Hi,
I am working with RNA-seq. After mapping a couple of files with paired-end data against a reference genome I have obtained a .bam file from which I have extracted the unmapped reads into another .bam file with:
samtools view -b -f 4 01_BS-S2.bam > unmapped.bam
and, afterwards, I have sorted it with:
samtools sort -n unmapped.bam myout
Then, an inspection of its content with:
samtools fgstat myout.bam
gives the next result:
19052725 + 0 in total (QC-passed reads + QC-failed reads)
0 + 0 secondary
0 + 0 supplementary
0 + 0 duplicates
0 + 0 mapped (0.00% : N/A)
19052725 + 0 paired in sequencing
9587227 + 0 read1
9465498 + 0 read2
0 + 0 properly paired (0.00% : N/A)
0 + 0 with itself and mate mapped
0 + 0 singletons (0.00% : N/A)
0 + 0 with mate mapped to a different chr
0 + 0 with mate mapped to a different chr (mapQ>=5)

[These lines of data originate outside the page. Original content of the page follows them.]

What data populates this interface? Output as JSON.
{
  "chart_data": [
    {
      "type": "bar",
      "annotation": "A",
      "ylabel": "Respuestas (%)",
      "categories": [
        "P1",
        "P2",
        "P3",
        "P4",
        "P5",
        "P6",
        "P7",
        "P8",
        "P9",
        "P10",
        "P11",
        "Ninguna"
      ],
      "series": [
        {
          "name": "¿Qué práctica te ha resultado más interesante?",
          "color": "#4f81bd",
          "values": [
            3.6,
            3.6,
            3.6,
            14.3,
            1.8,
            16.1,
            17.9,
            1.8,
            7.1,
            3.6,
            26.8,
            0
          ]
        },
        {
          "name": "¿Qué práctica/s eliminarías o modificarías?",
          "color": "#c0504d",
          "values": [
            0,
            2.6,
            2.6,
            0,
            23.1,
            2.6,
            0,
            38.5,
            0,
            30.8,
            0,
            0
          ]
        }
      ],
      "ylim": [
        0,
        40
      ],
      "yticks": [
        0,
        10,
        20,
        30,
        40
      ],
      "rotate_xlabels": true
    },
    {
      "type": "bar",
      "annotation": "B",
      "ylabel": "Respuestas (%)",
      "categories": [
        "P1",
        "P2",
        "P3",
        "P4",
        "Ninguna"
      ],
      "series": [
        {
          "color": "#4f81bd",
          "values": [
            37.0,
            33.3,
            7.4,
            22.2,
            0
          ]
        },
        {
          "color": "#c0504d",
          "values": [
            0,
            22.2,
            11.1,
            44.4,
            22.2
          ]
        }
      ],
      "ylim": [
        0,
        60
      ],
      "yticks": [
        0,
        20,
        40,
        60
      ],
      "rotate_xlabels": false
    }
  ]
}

in which I assume that there are single-end sequences unmapped due to incomplete alignments of some paired-ends (the number of read1 and read2 are different). In order to create a new partial transcriptome I need to convert this myout.bam into fastq files, so I execute:
samtools fastq -1 pe1.fq -2 pe2.fq -s se.fq myout.bam
whose result is (no other output is produced but this):
[M::bam2fq_mainloop_singletontrack] discarded 2125818 singletons
[M::bam2fq_mainloop_singletontrack] processed 19052725 reads
in which the number of processed sequences matches with the output of the flagstat command. However, when I analyze the files p1.fastq and p2.fastq, I find that each of them contains 7920630 sequences, whereas the se.fastq contains the expected 2125818. Therefore, the number of sequences in these three files is: 7920630x2 + 2125818= 17967078 what does not match with the 19052725 processed.

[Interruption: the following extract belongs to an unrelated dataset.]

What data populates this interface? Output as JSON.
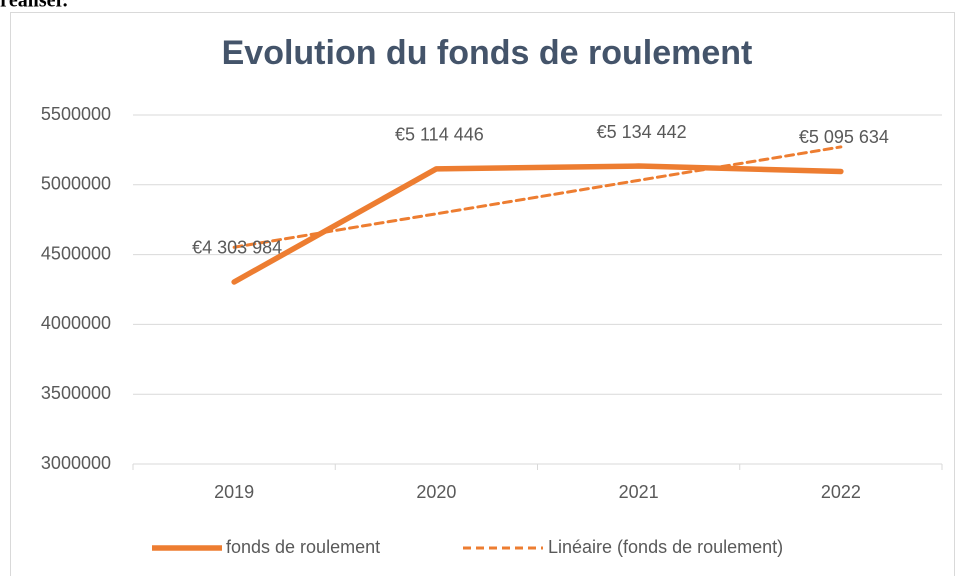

Where are the remaining 1085647 reads (19052725 - 17967078)? Any idea?
Something is wrong - if you start with 19052725 reads, an odd number, then the number of singletons must also be odd. Not 2125818. Otherwise you'll have an odd number of reads left over to be paired... hm.

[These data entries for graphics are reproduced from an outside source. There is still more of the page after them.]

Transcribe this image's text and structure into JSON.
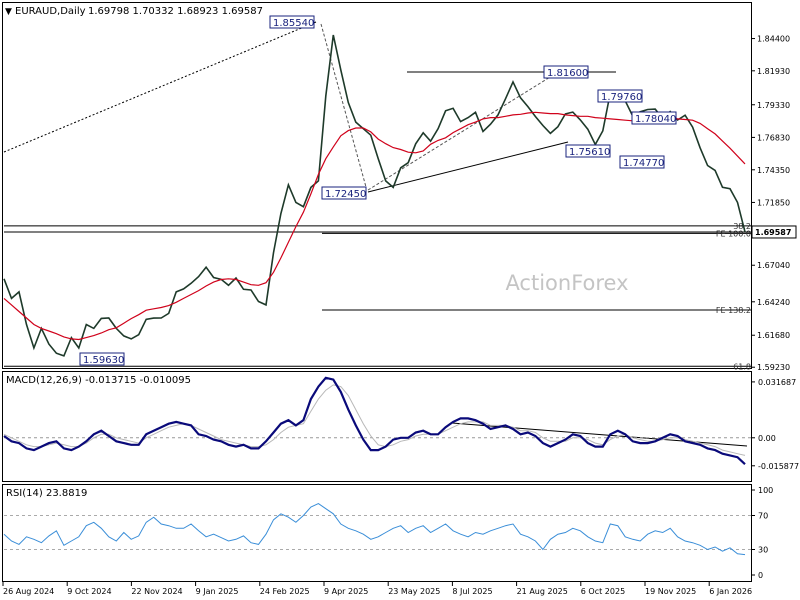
{
  "header": {
    "symbol": "EURAUD,Daily",
    "ohlc": "1.69798 1.70332 1.68923 1.69587"
  },
  "watermark": "ActionForex",
  "chart_data": {
    "type": "line",
    "x_tick_labels": [
      "26 Aug 2024",
      "9 Oct 2024",
      "22 Nov 2024",
      "9 Jan 2025",
      "24 Feb 2025",
      "9 Apr 2025",
      "23 May 2025",
      "8 Jul 2025",
      "21 Aug 2025",
      "6 Oct 2025",
      "19 Nov 2025",
      "6 Jan 2026"
    ],
    "price_panel": {
      "y_ticks": [
        "1.84400",
        "1.81930",
        "1.79330",
        "1.76830",
        "1.74350",
        "1.71850",
        "1.69587",
        "1.67040",
        "1.64240",
        "1.61680",
        "1.59230"
      ],
      "ylim": [
        1.5917,
        1.8697
      ],
      "current_price": 1.69587,
      "current_price_label": "1.69587",
      "callouts": [
        {
          "label": "1.85540",
          "x": "24 Feb 2025",
          "value": 1.8554
        },
        {
          "label": "1.81600",
          "x": "21 Aug 2025",
          "value": 1.816
        },
        {
          "label": "1.79760",
          "x": "6 Oct 2025",
          "value": 1.7976
        },
        {
          "label": "1.78040",
          "x": "6 Oct 2025",
          "value": 1.7804
        },
        {
          "label": "1.75610",
          "x": "6 Oct 2025",
          "value": 1.7561
        },
        {
          "label": "1.74770",
          "x": "19 Nov 2025",
          "value": 1.7477
        },
        {
          "label": "1.72450",
          "x": "9 Apr 2025",
          "value": 1.7245
        },
        {
          "label": "1.59630",
          "x": "9 Oct 2024",
          "value": 1.5963
        }
      ],
      "level_labels": [
        {
          "label": "38.2",
          "value": 1.7005
        },
        {
          "label": "FE 100.0",
          "value": 1.6948
        },
        {
          "label": "FE 138.2",
          "value": 1.6361
        },
        {
          "label": "61.8",
          "value": 1.593
        }
      ],
      "series": [
        {
          "name": "",
          "color": "#1e3a2a",
          "values": [
            1.66,
            1.645,
            1.65,
            1.625,
            1.607,
            1.622,
            1.61,
            1.603,
            1.601,
            1.615,
            1.607,
            1.625,
            1.622,
            1.6297,
            1.63,
            1.622,
            1.6163,
            1.614,
            1.6172,
            1.629,
            1.6299,
            1.63,
            1.6335,
            1.65,
            1.6523,
            1.6566,
            1.6617,
            1.6689,
            1.661,
            1.6596,
            1.655,
            1.6606,
            1.652,
            1.6514,
            1.6426,
            1.64,
            1.68,
            1.71,
            1.732,
            1.7185,
            1.7152,
            1.73,
            1.735,
            1.8,
            1.8467,
            1.82,
            1.795,
            1.78,
            1.775,
            1.77,
            1.7521,
            1.735,
            1.73,
            1.745,
            1.7489,
            1.7634,
            1.7718,
            1.7654,
            1.775,
            1.7887,
            1.7906,
            1.7804,
            1.7835,
            1.7875,
            1.7728,
            1.7784,
            1.7855,
            1.7979,
            1.8108,
            1.7986,
            1.7919,
            1.7843,
            1.7774,
            1.7714,
            1.7765,
            1.7863,
            1.7877,
            1.7817,
            1.7746,
            1.7629,
            1.7733,
            1.8024,
            1.8035,
            1.7963,
            1.7847,
            1.7879,
            1.7897,
            1.79,
            1.7827,
            1.7881,
            1.7816,
            1.7853,
            1.7762,
            1.7603,
            1.7468,
            1.743,
            1.7301,
            1.729,
            1.7185,
            1.6959
          ]
        },
        {
          "name": "",
          "color": "#d0021b",
          "values": [
            1.645,
            1.64,
            1.635,
            1.63,
            1.625,
            1.622,
            1.62,
            1.618,
            1.6155,
            1.614,
            1.6135,
            1.615,
            1.6165,
            1.6185,
            1.621,
            1.6225,
            1.626,
            1.6295,
            1.6325,
            1.636,
            1.637,
            1.638,
            1.6395,
            1.642,
            1.645,
            1.648,
            1.651,
            1.6545,
            1.6575,
            1.6595,
            1.66,
            1.6595,
            1.6575,
            1.6555,
            1.655,
            1.657,
            1.665,
            1.676,
            1.688,
            1.7,
            1.711,
            1.725,
            1.74,
            1.752,
            1.761,
            1.7695,
            1.7735,
            1.7755,
            1.7755,
            1.7725,
            1.767,
            1.7635,
            1.7605,
            1.759,
            1.757,
            1.7565,
            1.758,
            1.763,
            1.766,
            1.768,
            1.772,
            1.775,
            1.778,
            1.78,
            1.7825,
            1.7835,
            1.7835,
            1.7845,
            1.7855,
            1.786,
            1.787,
            1.7875,
            1.787,
            1.7865,
            1.7865,
            1.7855,
            1.785,
            1.7845,
            1.7845,
            1.7835,
            1.783,
            1.7825,
            1.782,
            1.7815,
            1.781,
            1.782,
            1.7825,
            1.7835,
            1.7835,
            1.7825,
            1.7825,
            1.782,
            1.7815,
            1.779,
            1.775,
            1.771,
            1.7655,
            1.76,
            1.754,
            1.748
          ]
        }
      ]
    },
    "macd_panel": {
      "label": "MACD(12,26,9) -0.013715 -0.010095",
      "y_ticks": [
        "0.031687",
        "0.00",
        "-0.015877"
      ],
      "ylim": [
        -0.0245,
        0.0356
      ],
      "series": [
        {
          "name": "",
          "color": "#0a0a7a",
          "values": [
            0.001,
            -0.002,
            -0.003,
            -0.006,
            -0.007,
            -0.005,
            -0.003,
            -0.002,
            -0.006,
            -0.007,
            -0.005,
            -0.002,
            0.002,
            0.004,
            0.001,
            -0.002,
            -0.003,
            -0.004,
            -0.004,
            0.002,
            0.004,
            0.006,
            0.008,
            0.009,
            0.008,
            0.007,
            0.002,
            0.001,
            -0.001,
            -0.002,
            -0.004,
            -0.005,
            -0.004,
            -0.006,
            -0.006,
            -0.002,
            0.003,
            0.008,
            0.01,
            0.007,
            0.01,
            0.022,
            0.029,
            0.034,
            0.033,
            0.026,
            0.016,
            0.007,
            -0.001,
            -0.007,
            -0.007,
            -0.005,
            -0.001,
            0.0,
            0.0,
            0.003,
            0.004,
            0.002,
            0.002,
            0.006,
            0.009,
            0.011,
            0.011,
            0.01,
            0.008,
            0.005,
            0.006,
            0.007,
            0.005,
            0.002,
            0.003,
            0.001,
            -0.003,
            -0.005,
            -0.003,
            -0.001,
            0.002,
            0.001,
            -0.003,
            -0.005,
            -0.005,
            0.002,
            0.004,
            0.002,
            -0.002,
            -0.003,
            -0.003,
            -0.002,
            0.0,
            0.002,
            0.001,
            -0.002,
            -0.003,
            -0.004,
            -0.006,
            -0.007,
            -0.009,
            -0.01,
            -0.011,
            -0.015
          ]
        },
        {
          "name": "",
          "color": "#b8b8b8",
          "values": [
            0.002,
            0.0,
            -0.002,
            -0.004,
            -0.005,
            -0.005,
            -0.004,
            -0.003,
            -0.004,
            -0.005,
            -0.005,
            -0.003,
            0.0,
            0.002,
            0.002,
            0.0,
            -0.001,
            -0.002,
            -0.003,
            0.0,
            0.002,
            0.004,
            0.006,
            0.007,
            0.008,
            0.007,
            0.005,
            0.003,
            0.001,
            -0.001,
            -0.002,
            -0.003,
            -0.004,
            -0.005,
            -0.005,
            -0.004,
            -0.001,
            0.003,
            0.006,
            0.007,
            0.008,
            0.015,
            0.022,
            0.027,
            0.03,
            0.029,
            0.024,
            0.016,
            0.008,
            0.001,
            -0.004,
            -0.005,
            -0.004,
            -0.002,
            -0.001,
            0.001,
            0.002,
            0.002,
            0.002,
            0.004,
            0.006,
            0.008,
            0.009,
            0.009,
            0.009,
            0.007,
            0.007,
            0.007,
            0.006,
            0.004,
            0.004,
            0.003,
            0.0,
            -0.002,
            -0.002,
            -0.002,
            0.0,
            0.0,
            -0.001,
            -0.003,
            -0.004,
            -0.001,
            0.001,
            0.002,
            0.0,
            -0.001,
            -0.002,
            -0.002,
            -0.001,
            0.0,
            0.0,
            -0.001,
            -0.002,
            -0.003,
            -0.004,
            -0.005,
            -0.007,
            -0.008,
            -0.009,
            -0.01
          ]
        }
      ]
    },
    "rsi_panel": {
      "label": "RSI(14) 23.8819",
      "y_ticks": [
        "100",
        "70",
        "30",
        "0"
      ],
      "ylim": [
        0,
        100
      ],
      "series": [
        {
          "name": "",
          "color": "#3a8ed8",
          "values": [
            48,
            40,
            36,
            45,
            42,
            38,
            46,
            52,
            35,
            40,
            45,
            58,
            62,
            55,
            45,
            40,
            50,
            42,
            46,
            62,
            68,
            60,
            58,
            55,
            55,
            60,
            52,
            45,
            48,
            44,
            40,
            42,
            46,
            38,
            36,
            48,
            65,
            72,
            68,
            62,
            70,
            80,
            84,
            78,
            72,
            60,
            55,
            52,
            48,
            42,
            45,
            50,
            55,
            58,
            50,
            55,
            58,
            50,
            55,
            60,
            52,
            48,
            45,
            50,
            48,
            52,
            55,
            58,
            60,
            48,
            45,
            40,
            30,
            42,
            48,
            50,
            55,
            52,
            45,
            40,
            38,
            60,
            58,
            45,
            42,
            40,
            48,
            52,
            50,
            55,
            45,
            40,
            38,
            35,
            30,
            33,
            28,
            32,
            25,
            24
          ]
        }
      ]
    }
  }
}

You must have 1666597 singletons from READ1 and 1544868 form READ2. That makes 3211465 singletons total, hm.
What happens if you run
samtools fastq -1 pe1.fq -2 pe2.fq -s se.fq -f 4 01_BS-S2.bam
?Also, could you run
wc -l *.fq
?I have run out of disk space (sorry for the delay in my replies). To execute
I have had to sort it previously, and I have checked that the amount of sequences matches in both .bam versions (sorted and unsorted). The number of sequences obtained in the .fq files are the same than in my previous message and the mismatch is the same. However, if I analyse the original .bam file with flagstat, I obtain:
which tells that there are 3211465 singletons as 5heikki stated; if we rest to this number (3211465) the number of single-end sequences given by the fastq command (2125818): 3211465 - 2125818 = 1085647 which is exactly the number of missing sequences.
Maybe the .bam files has not been generated in the "standard" way? I am using kallisto whose output is actually a pseudobam. However, up to now, I have been able to use many other tools with these bam files (as IGV) and I interpret the word "pseudbam" in the sense that mappings are not real alignments.